Selon les termes mêmes de la loi, il est donc impossible de subordonner l'obtention d'un diplôme national, licence, BTS ou DUT à la présentation par le candidat d'une certification délivrée par un établissement qui ne bénéficie d'aucune accréditation délivrée par le ministre chargé des Universités, après avis du CNESER. Or, il est bien clair que les établissements qui vendent le TOEFL ne bénéficient d'aucune accréditation de ce type.
L'intérêt direct de la décision n'est certainement pas à négliger, puisque la charge financière de la certification du niveau d'anglais des étudiants se trouvait transféré aux universités, sans aucune compensation. Mais au-delà de cette heureuse nouvelle, l'arrêt du 7 juin 2022 a l'immense mérite de rappeler le principe même du monopole de l'Université dans la collation des grades et titres universitaires à un gouvernement peu intéressé par les établissements publics d'enseignement supérieur.

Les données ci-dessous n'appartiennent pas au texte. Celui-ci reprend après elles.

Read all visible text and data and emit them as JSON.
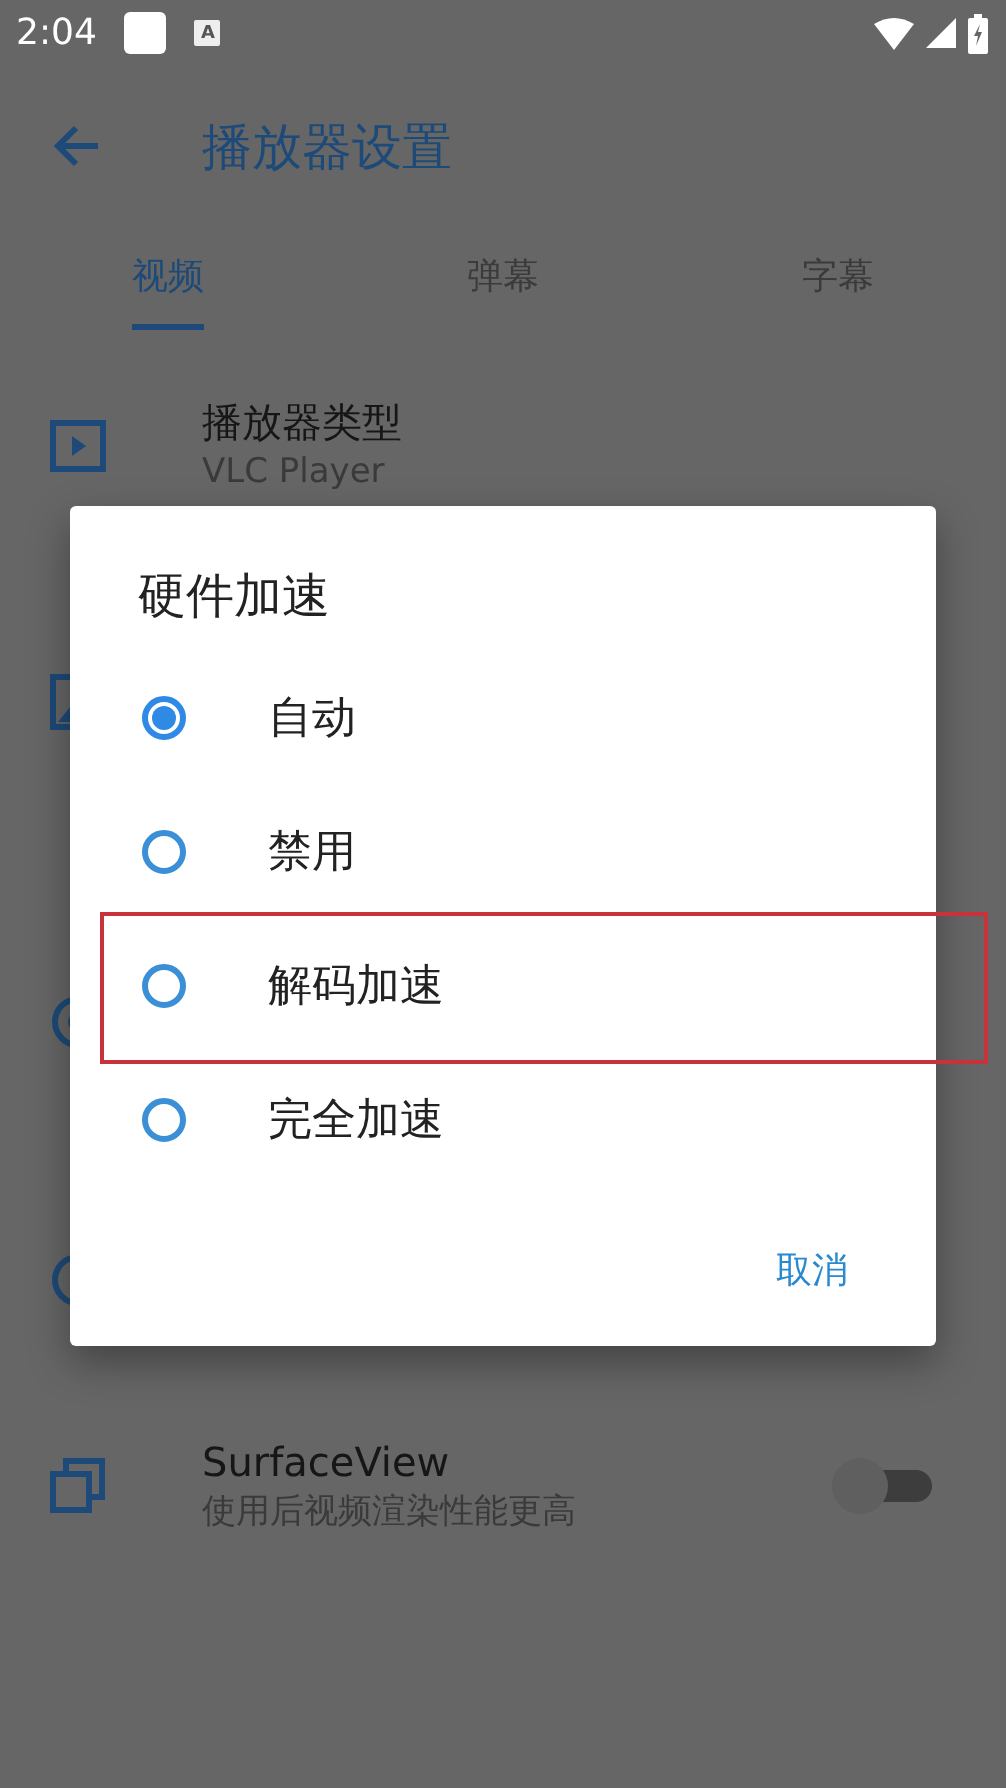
{
  "status_bar": {
    "time": "2:04",
    "notification_glyph": "A"
  },
  "app_bar": {
    "title": "播放器设置"
  },
  "tabs": [
    {
      "label": "视频",
      "selected": true
    },
    {
      "label": "弹幕",
      "selected": false
    },
    {
      "label": "字幕",
      "selected": false
    }
  ],
  "settings": [
    {
      "kind": "info",
      "title": "播放器类型",
      "subtitle": "VLC Player"
    },
    {
      "kind": "covered"
    },
    {
      "kind": "covered"
    },
    {
      "kind": "covered"
    },
    {
      "kind": "switch",
      "title": "SurfaceView",
      "subtitle": "使用后视频渲染性能更高",
      "on": false
    }
  ],
  "dialog": {
    "title": "硬件加速",
    "options": [
      {
        "label": "自动",
        "selected": true,
        "highlighted": false
      },
      {
        "label": "禁用",
        "selected": false,
        "highlighted": false
      },
      {
        "label": "解码加速",
        "selected": false,
        "highlighted": true
      },
      {
        "label": "完全加速",
        "selected": false,
        "highlighted": false
      }
    ],
    "buttons": [
      "取消"
    ]
  }
}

Ce principe constitue aujourd'hui l'un des seuls remparts contre un mouvement de privatisation de l'enseignement supérieur qui s'est accéléré durant les cinq dernières années. On encourage désormais la prolifération d'établissements privés distribuant "bachelors" ou "mastères" ne bénéficiant d'aucune équivalence universitaire, et dont les enseignements ne sont pas soumis à un contrôle réel de l'État. On tolère que d'autres établissements privés créent une marque commerciale qu'ils diffusent sur l'ensemble du territoire par des systèmes de franchises assez proches de ce qui est utilisé pour vendre des chaussures ou de l'épicerie. Cette privatisation peut certes se déployer à l'extérieur de l'Université, et tant pis pour ceux qui en sont dupes. Mais elle ne saurait pénétrer le sanctuaire qu'est l'Université, et c'est ce que le Conseil d'État vient de rappeler.